Despite a pessimistic view by some, the reasons for having a transition to retirement income stream have not changed, it’s just that the investment income earned by the superannuation fund will be taxed at 15 per cent from 1 July 2017.
For many, that result is better than investing the same amount as an individual being taxed at personal rates of up to 47 per cent plus the Medicare levy.
A TRIS provides many advantages even after the changes to superannuation take place from 1 July 2017. The most important is probably access to preserved benefits prior to meeting the “retirement condition of release”.
There’s also the ability to receive a tax-advantaged regular payments from superannuation and the concessional rate of tax on the balance held by the fund.
In addition, a TRIS can be complemented with salary sacrifice arrangements for anyone who has met their preservation age, currently age 56. What’s not to like about that?
A TRIS is an income stream payable from a superannuation fund which has a number on restrictions placed on it, compared with an account based income stream.
A TRIS has the following features:
- The minimum amount of income paid under the TRIS must be no less than four per cent of the account balance for the financial year.
- A cap equal to 10 per cent of the account balance each financial year exists on the maximum amount that can be paid.
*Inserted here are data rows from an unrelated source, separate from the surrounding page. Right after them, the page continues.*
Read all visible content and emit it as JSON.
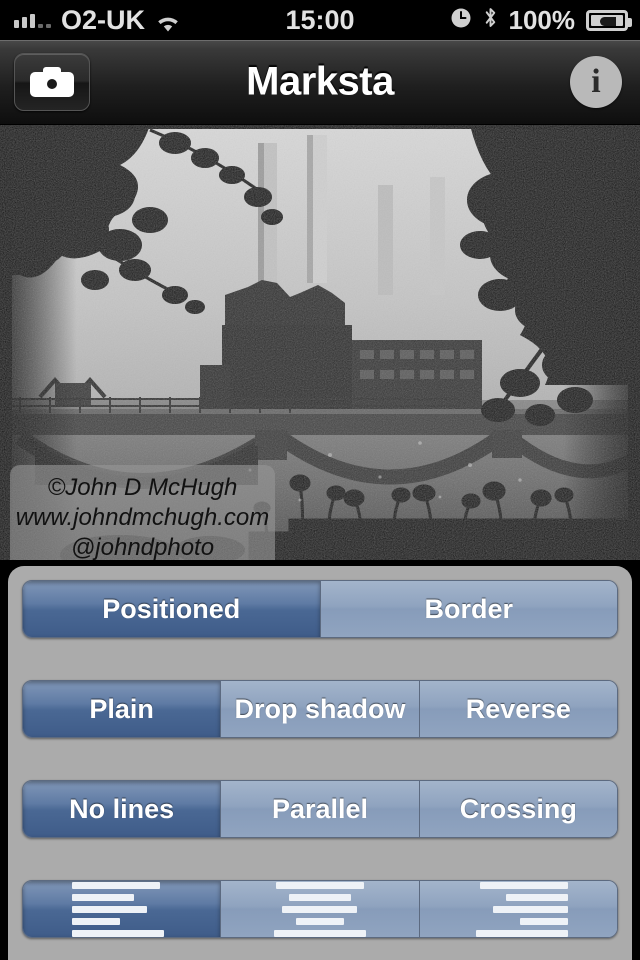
{
  "status_bar": {
    "carrier": "O2-UK",
    "time": "15:00",
    "battery_percent": "100%",
    "icons": {
      "signal": "signal-bars-icon",
      "wifi": "wifi-icon",
      "alarm": "alarm-clock-icon",
      "bluetooth": "bluetooth-icon",
      "battery": "battery-charging-icon"
    }
  },
  "nav_bar": {
    "title": "Marksta",
    "camera_button": "camera-icon",
    "info_button": "i"
  },
  "photo": {
    "description": "Black and white photograph of Battersea Power Station behind a bridge over the river, framed by tree foliage",
    "watermark": {
      "line1": "©John D McHugh",
      "line2": "www.johndmchugh.com",
      "line3": "@johndphoto"
    }
  },
  "controls": {
    "rows": [
      {
        "name": "layout-mode",
        "options": [
          {
            "label": "Positioned",
            "selected": true
          },
          {
            "label": "Border",
            "selected": false
          }
        ]
      },
      {
        "name": "text-style",
        "options": [
          {
            "label": "Plain",
            "selected": true
          },
          {
            "label": "Drop shadow",
            "selected": false
          },
          {
            "label": "Reverse",
            "selected": false
          }
        ]
      },
      {
        "name": "line-style",
        "options": [
          {
            "label": "No lines",
            "selected": true
          },
          {
            "label": "Parallel",
            "selected": false
          },
          {
            "label": "Crossing",
            "selected": false
          }
        ]
      },
      {
        "name": "text-alignment",
        "options": [
          {
            "label": "align-left-icon",
            "selected": true
          },
          {
            "label": "align-center-icon",
            "selected": false
          },
          {
            "label": "align-right-icon",
            "selected": false
          }
        ]
      }
    ]
  },
  "colors": {
    "panel_background": "#ababab",
    "segment_selected": "#4a6894",
    "segment_unselected": "#8fa3bf",
    "navbar": "#1f1f1f",
    "status_text": "#e2e2e2"
  }
}
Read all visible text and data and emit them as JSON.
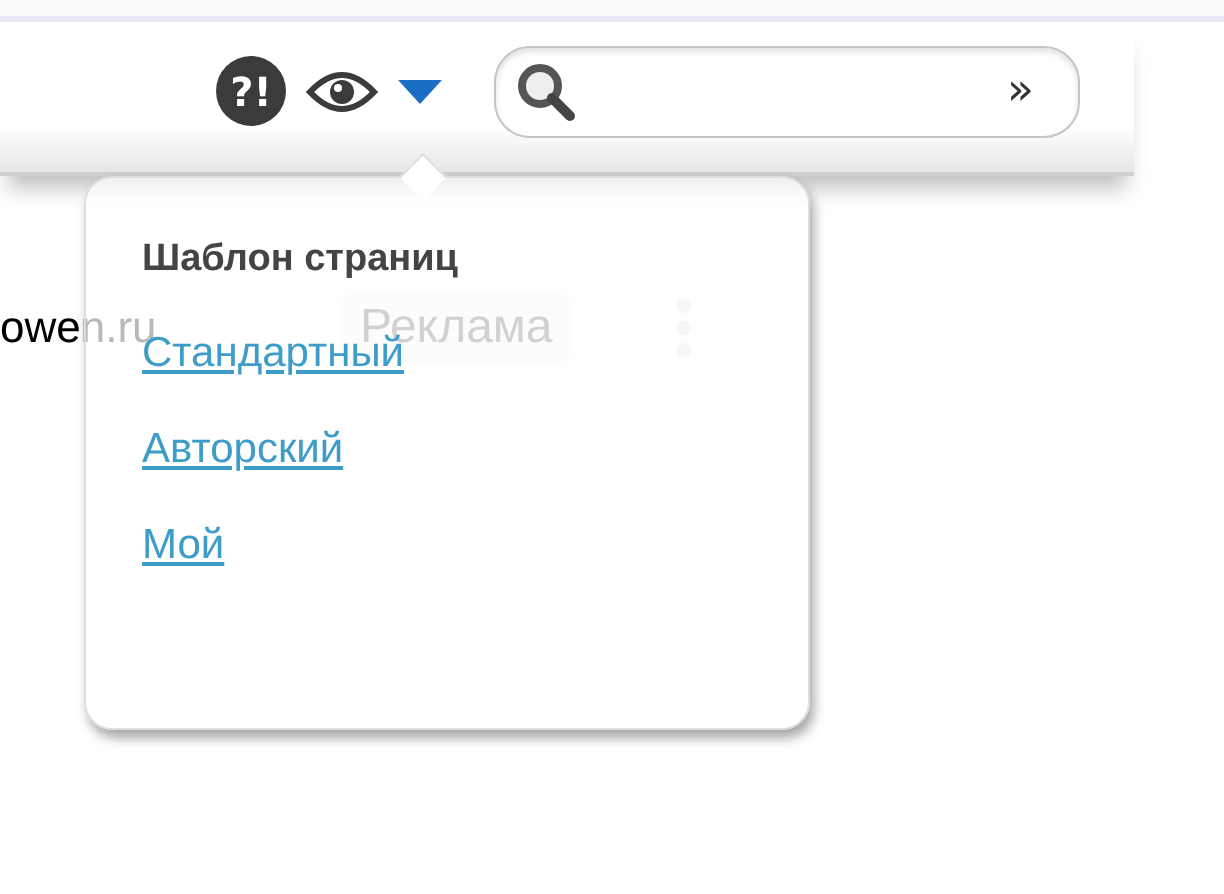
{
  "toolbar": {
    "help_glyph": "?!",
    "search": {
      "submit_glyph": "»"
    }
  },
  "page": {
    "site_text": "owen.ru",
    "ad_label": "Реклама"
  },
  "template_menu": {
    "title": "Шаблон страниц",
    "items": [
      {
        "label": "Стандартный"
      },
      {
        "label": "Авторский"
      },
      {
        "label": "Мой"
      }
    ]
  }
}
- The amount of the TRIS that is taxed in the hands of the individual is eligible for a 15 per cent tax offset.
- Once the pensioner reaches age 60 the TRIS is tax-free on receipt.
When drawing down a TRIS, the non-preserved components are withdrawn first before drawing preserved components.
A prohibition exists on withdrawing preserved amounts as lump sums, however, non-preserved components can be withdrawn as lump sums at any time.
On the death of the pensioner the amount left in the TRIS account can be paid as a reversionary income stream to dependants.
A TRIS can be returned to accumulation phase of super at any time, if required.
It is not possible to add contributions or rolled over benefits to the balance of a TRIS.
A comparison of the use of a TRIS before and after the commencement of the changes on 1 July 2017 shows that while there is a reduction of the amount available to provide the TRIS year by year, it still provides sound advantages. This can be illustrated in the following case study.
Natasha is 57 and plans to work full-time until she is 65. She commences a TRIS on 1 July 2017 with the preserved component of her superannuation balance of $800,000.
The minimum TRIS income will be $32,000 and the maximum will be $80,000. The long-term earnings rate is 7.1 per cent a year before tax.
The impact of paying tax on the income earned on investments that support the TRIS over the eight years that Natasha plans to receive the income stream is $93,944.
This will include the reduction in the balance year by year to take into account the lower carry-forward balance and the lower amount of minimum pension that can be withdrawn from the fund.
The amount accumulated in the fund after eight years would be $1,052,975 if no tax was payable by the fund and $959,031 if 15 per cent tax was payable by the fund.
While the amount of tax payable by the fund does make a difference in the balance available to pay the TRIS year by year it may provide a better alternative than investing the $800,000 in the name of the individual.
If they were able to earn 7.1 per cent long-term on the balance ($56,800 a year), the amount of tax payable would be $10,007 (excluding Medicare and other tax offsets) for the 2017-18 financial year compared to $8,520 payable by the fund on the same amount of income.
Commencing a TRIS from 1 July 2017 will continue to have advantages. It will provide access to preserved benefits, a regular income stream that is tax effective and concessional rates on the tax payable by the superannuation fund.